Berbagai kebijakan yang secara nasional ditetapkan dalam rangka pembangunan pendidikan nasional Indonesia merupakan tanggung jawab dan kewenangan pusat. Kebijakan tentang penuntasan wajar dikdas 9 tahun, BOS, sertifikasi guru dan dosen, penjaminan mutu, bantuan terhadap orang tua yang ekonominya lemah, bergantung kepada kemauan politik, dan kesungguhan daerah untuk melaksanakannya. Kecuali bila dijabarkan kedalam program pusat yang dikelola secara sentralisitik. Namun kaarena menyangkut kewenangan daerah, maka kerjasama dengan daerah diperlukan. Program seperti ini dapat terlaksana, namun dalam skala terbatas karena terbatasnya dukungan daerah. Kebijakan daerah acapkali tidak sesuai bahkan bertentangan dengan kebijakan pusat contohnya dalam rekrutmen ketenagaan, dalam penuntasan wajar dikdas 9 tahun, dan banyak lagi yang menyebabkan mandegnya pengelolaan pendidikan di daerah. Daerah memiliki prioritas sesui dengan kebutuhan pembangunan daerah. Prioritas ini dituangkan dalam kebijakan. Kebijakan inilah yang acapkali tidak konsisten bahkan bertentangan dengan kebijakan nasional.

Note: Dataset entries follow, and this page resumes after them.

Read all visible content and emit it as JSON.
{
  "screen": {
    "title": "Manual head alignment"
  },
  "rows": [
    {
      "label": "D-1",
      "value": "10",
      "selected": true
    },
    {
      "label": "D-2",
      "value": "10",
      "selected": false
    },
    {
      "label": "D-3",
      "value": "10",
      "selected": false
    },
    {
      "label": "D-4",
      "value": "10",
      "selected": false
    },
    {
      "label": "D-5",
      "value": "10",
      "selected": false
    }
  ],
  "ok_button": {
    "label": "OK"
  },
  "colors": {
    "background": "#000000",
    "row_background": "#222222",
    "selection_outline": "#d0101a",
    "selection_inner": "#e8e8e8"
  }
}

9. Proses Politik dalam Pengelolaan Pendidikan
Proses politik dalam pengelolaan pendidikan di pusat dan di daerah harus terjadi dan tidak bisa dihindarkan karena menyangkut penetapan kebijakan baik pada tingkat pusat maupun pada tingkat daerah . Proses politik ini melahirkan keputusan legal yang mengikat semua pihak untuk melaksanakannya. Aspek penting dalam kaitannya dengan pengelolaan pendidikan adalah yang berkaitan dengn pendanaan dalam APBN untuk merelaisasikan amanat konstitusi 20% APBN pada tingkat pusat dan APBD pada tingkat daerah. Proses politik juga melahirkan berbagai keuputusan yang menetapkan prioritas program. Dalam proses politik inilah berbagai kepentingan muncul dan acapkali merupakan batu sandung dalam pembangunan pendidikan. Walaupun amanat konstitusi mentapkan 20% dari APBN seharusnya dialoksaikan untuk pendidikan , namun proses politik didaerah belum tentu menghasilkan 20% dari APBD, dialokasikan untuk pembanguan pendidikan didaerahnya . Hasil pemantuan secara nasional menunjukkan bahwa hanya sebagian kecil dari Kabupaten/Kota yang memprioritaskan pembangunan pendidikan sesuai amanat konstitusi. Proses politik didaerah yang berlarut‐larut acapkali memperlambat pelaksanaan kegiatan pendidikan didaerah. Hasil pemantaun menunjukkan hampir semua daerah mengalami keterlambatan dalam pencairan aloksi dana untuk pendidikan.